IAJBS 2018 Annual World Forum Seattle, Washington
Experience level:
Intermediate
Intended Audience:
Faculty
Authors:
Thomas Clark, Julie Stewart
Demonstrating the Concept of Satisficing in Corporate Decision Making in an Introductory Organizational Behavior Class
Abstract: Demonstrating the Concept of Satisficing in Corporate Decision Making in an Introductory Organizational Behavior Class
Objective: In this presentation, I will lead and demonstrate an in-class exercise that has worked to elevate student awareness of how business and personal situational factors influence corporate decision making. In particular, it is designed to improve awareness of the issues facing auditors who are charged with investigating their companies’ environmental practices. Students gain a deeper understanding of the concept of “satisficing:” communicating to meet the often conflicting business and interpersonal goals of key stakeholders.
Context: Promoting a mission of creating “sustainable development,” many companies have committed to conduct voluntary self-audits of their environmental practices. Voluntary compliance is theorized to lead to more timely identification and remediation of environmental concerns. These audits are to be “systematic, objective, and periodic.”

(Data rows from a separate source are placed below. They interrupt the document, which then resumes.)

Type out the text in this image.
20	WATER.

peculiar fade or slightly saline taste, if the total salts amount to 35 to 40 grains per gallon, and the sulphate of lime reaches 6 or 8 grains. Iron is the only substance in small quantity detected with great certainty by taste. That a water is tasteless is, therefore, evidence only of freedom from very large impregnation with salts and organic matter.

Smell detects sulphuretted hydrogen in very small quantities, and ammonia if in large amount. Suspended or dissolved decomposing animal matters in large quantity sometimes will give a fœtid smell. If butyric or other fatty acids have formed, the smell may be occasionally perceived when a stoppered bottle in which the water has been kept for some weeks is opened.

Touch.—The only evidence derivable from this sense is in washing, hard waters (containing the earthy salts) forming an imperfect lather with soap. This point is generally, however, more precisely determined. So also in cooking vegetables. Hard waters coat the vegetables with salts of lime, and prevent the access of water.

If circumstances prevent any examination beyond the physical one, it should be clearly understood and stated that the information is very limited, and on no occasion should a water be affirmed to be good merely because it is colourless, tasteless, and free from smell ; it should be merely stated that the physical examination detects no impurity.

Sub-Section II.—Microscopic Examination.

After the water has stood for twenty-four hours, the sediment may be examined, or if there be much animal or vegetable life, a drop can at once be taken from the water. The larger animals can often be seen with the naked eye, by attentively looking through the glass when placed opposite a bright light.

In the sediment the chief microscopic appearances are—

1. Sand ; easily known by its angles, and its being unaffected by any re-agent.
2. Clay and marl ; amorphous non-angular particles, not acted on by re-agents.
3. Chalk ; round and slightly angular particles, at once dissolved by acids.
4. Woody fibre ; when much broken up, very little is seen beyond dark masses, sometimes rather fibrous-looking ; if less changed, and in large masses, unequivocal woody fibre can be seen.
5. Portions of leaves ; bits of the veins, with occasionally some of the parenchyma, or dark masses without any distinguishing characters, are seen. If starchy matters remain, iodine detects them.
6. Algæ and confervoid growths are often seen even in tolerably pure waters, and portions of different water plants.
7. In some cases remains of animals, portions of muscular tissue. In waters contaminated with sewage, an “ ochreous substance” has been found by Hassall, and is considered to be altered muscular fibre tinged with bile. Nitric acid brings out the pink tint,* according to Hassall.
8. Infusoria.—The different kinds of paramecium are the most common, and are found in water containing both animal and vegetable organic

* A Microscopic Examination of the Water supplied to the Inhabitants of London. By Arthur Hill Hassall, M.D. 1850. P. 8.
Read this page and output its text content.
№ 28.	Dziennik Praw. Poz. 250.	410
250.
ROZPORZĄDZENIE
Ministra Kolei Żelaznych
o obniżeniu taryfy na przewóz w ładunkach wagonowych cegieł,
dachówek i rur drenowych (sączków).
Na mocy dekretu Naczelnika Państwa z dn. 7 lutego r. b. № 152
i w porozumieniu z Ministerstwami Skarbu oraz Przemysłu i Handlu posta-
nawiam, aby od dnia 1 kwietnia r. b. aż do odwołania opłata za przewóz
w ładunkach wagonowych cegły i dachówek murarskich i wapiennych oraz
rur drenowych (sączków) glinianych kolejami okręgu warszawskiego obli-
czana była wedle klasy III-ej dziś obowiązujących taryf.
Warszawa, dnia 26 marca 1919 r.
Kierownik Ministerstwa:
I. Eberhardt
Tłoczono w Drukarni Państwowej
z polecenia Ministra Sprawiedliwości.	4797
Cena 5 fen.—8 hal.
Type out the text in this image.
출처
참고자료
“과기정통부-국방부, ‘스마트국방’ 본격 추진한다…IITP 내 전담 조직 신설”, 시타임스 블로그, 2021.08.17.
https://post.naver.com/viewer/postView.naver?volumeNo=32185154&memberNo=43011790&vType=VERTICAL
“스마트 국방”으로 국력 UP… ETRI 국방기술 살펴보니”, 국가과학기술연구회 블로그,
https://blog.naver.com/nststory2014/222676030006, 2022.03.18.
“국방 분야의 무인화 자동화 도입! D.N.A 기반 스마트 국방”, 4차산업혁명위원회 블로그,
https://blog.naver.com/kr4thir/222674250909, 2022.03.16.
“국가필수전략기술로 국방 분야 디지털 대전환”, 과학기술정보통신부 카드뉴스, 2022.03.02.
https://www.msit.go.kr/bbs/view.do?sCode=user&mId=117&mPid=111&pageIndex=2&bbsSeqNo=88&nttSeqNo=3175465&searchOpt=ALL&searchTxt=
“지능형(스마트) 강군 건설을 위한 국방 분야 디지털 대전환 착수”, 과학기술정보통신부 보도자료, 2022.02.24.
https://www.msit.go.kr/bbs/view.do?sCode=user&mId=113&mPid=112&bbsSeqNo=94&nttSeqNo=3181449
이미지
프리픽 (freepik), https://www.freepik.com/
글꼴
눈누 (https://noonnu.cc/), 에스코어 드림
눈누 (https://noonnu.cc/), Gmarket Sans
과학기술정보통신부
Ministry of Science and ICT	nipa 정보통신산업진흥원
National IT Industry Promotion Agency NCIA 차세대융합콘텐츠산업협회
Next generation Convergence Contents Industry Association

Compliance incentives: The EPA promotes compliance by reducing or waiving certain penalties for environmental violations when they are voluntarily reported and solutions enacted.
Audit team environment: If an audit reveals a violation, the company’s environmental audit team is charged with reporting the violation to management, proposing ways of remediating the violation, and indicating potential penalties for non-compliance. When writing about sensitive issues, auditors consider the reactions of intended readers within their organizations and of external readers who may use the information in documents to prosecute the business.
Exercise: Small groups analyze either 1) company or 2) interpersonal issues faced by environmental audit report writers:
Company Issues
How will my bosses and co-workers react to the findings especially if the company is unprofitable at the time of the report?
o How do the auditors make a persuasive case in competition with other proposals which might help address revenue shortfalls and reduce budgetary expenses? Will the cost, time, complexity, and effectiveness of diagnosing and fixing environmental problems be perceived as impediments to investments in revenue raising and cost reduction efforts?
o Is it more dangerous for the company to know it is out of compliance or would it prefer to buy time and claim ignorance should violations be subsequently revealed?
o What are the consequences if the company reports a violation and the report is used as evidence by plaintiffs from various levels of government, environmental groups, zoning hearing challengers, and toxic tort plaintiffs claiming injury to land or health.
Personal Issues
o If audit team’s solutions thwart or delay competing profit-generating priorities, will it affect top management’s performance evaluations of its members?
o Will the employees who are interviewed to determine whether compliance is taking place be honest in revealing violations if they believe their statements will affect the plant’s ability to remain open and for them and co-workers to keep their jobs?
o If it is discovered a violation went unreported, what will be the repercussions: fines? criminal charges? Who will be held responsible?
Outcomes
Students respond well to this exercise as they insight into the reasons why and the difficulty of composing communications that “satisfice” the interests of managers, co-workers, and external audiences.